俺(心臓)の細胞がどうもおかしい。ポンプやチャネル、ギャップジャンクションなどが普通ではない!Caイオンの処理もうまくいっていないようだ。このままでは、俺(心臓)の動きがどうなるかわからない。気をつけろ!!

 

 

ここからは、心臓と不整脈につづいて、心臓と心不全について書かせていただきます。最初に、「元千葉大 小室一成先生の言葉」を紹介させていただきます。

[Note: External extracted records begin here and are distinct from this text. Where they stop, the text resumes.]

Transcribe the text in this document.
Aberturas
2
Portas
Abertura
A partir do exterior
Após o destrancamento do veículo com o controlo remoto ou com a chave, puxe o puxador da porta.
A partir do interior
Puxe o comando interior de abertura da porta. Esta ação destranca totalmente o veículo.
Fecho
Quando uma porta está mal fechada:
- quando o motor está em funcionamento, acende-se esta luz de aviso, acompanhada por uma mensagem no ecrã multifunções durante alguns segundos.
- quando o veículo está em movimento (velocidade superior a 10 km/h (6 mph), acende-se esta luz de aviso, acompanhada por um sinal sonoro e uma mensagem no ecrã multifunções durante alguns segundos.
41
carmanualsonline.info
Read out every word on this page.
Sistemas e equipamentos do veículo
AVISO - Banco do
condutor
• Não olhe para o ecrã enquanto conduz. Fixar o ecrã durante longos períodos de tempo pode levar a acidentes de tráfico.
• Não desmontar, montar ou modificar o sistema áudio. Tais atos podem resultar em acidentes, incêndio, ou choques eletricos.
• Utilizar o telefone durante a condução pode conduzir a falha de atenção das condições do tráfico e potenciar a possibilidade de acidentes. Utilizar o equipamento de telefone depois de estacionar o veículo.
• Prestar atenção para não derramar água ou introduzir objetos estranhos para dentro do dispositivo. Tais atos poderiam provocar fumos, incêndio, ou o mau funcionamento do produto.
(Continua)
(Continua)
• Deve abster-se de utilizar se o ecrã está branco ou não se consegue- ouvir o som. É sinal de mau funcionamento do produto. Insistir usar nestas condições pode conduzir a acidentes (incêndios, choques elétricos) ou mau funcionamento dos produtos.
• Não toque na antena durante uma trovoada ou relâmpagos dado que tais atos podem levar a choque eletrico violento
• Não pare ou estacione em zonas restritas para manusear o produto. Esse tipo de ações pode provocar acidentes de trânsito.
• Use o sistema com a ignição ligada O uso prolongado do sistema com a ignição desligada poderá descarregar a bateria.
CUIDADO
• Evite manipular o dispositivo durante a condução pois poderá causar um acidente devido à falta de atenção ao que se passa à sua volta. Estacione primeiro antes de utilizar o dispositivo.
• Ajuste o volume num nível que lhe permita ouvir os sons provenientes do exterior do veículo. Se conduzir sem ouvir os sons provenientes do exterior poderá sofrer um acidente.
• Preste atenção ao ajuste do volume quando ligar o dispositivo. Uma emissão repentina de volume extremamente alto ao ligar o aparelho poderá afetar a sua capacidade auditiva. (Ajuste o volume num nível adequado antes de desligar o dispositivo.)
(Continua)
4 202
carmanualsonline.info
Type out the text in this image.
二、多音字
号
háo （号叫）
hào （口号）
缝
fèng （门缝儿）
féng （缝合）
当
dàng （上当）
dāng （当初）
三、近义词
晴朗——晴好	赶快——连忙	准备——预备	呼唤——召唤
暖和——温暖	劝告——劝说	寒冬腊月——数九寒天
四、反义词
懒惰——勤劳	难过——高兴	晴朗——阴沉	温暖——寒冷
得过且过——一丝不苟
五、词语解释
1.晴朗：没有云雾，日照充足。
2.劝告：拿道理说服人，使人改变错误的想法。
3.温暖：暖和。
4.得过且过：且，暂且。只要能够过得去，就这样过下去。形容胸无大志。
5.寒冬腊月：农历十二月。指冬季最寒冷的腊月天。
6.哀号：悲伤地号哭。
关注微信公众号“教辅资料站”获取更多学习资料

心不全は、二つの理由から重要な疾患として考えられます。一つの理由は、患者の多さです。我が国では、現在約100万人の患者がいると推定されています。生活習慣の欧米化と高齢化により、これから確実に増え続けるでしょう。

 

もう一つは、予後が不良であることです。心不全全体の5年生存率は50%であり、重症の場合は3年生存率が30%であり、これは癌に匹敵します。一方で、心不全の治療は確実に進歩し、RA系薬やβ-遮断薬は有意に生命予後を改善することがわかってきています。

 

心不全を理解するためには、心臓を知ることが肝心です。でもスターリングの「筋肉は伸張により張力を増す」、という有名な法則があります。この分子の実体は何か、いまだまだほとんど分かっていないのです。

 

心拡大は、心筋の壁のストレスを増し心臓を傷害します。神経・体液性因子、機械的因子などさまざまな因子の心機能への影響の深い理解が必要なのです。このように十分に心機能を考えながら理解してもらいたい、と言われています。

 

一方、宮崎医大の北村和雄先生は、次のように話されます。

慢性心不全は高血圧、虚血性心疾患など様々な循環器疾患の終末像であり、各臓器に血液を送れなくなり生活に障害をきたす病態です。その予後は悪性腫瘍患者と同様にきわめて不良である。

 

また、心不全の基礎研究の進展により、血管新生、炎症、酸化ストレス、代謝などの関連する多くの因子が心不全の発症、進展にかかわっていることが明らかとなり、それらが心不全の治療に対する新しい標的分子として注目されている。 治療は患者のQOLと予後改善を目指して行われ、適切な一般療法によって、悪化による入院、QOLも改善できる。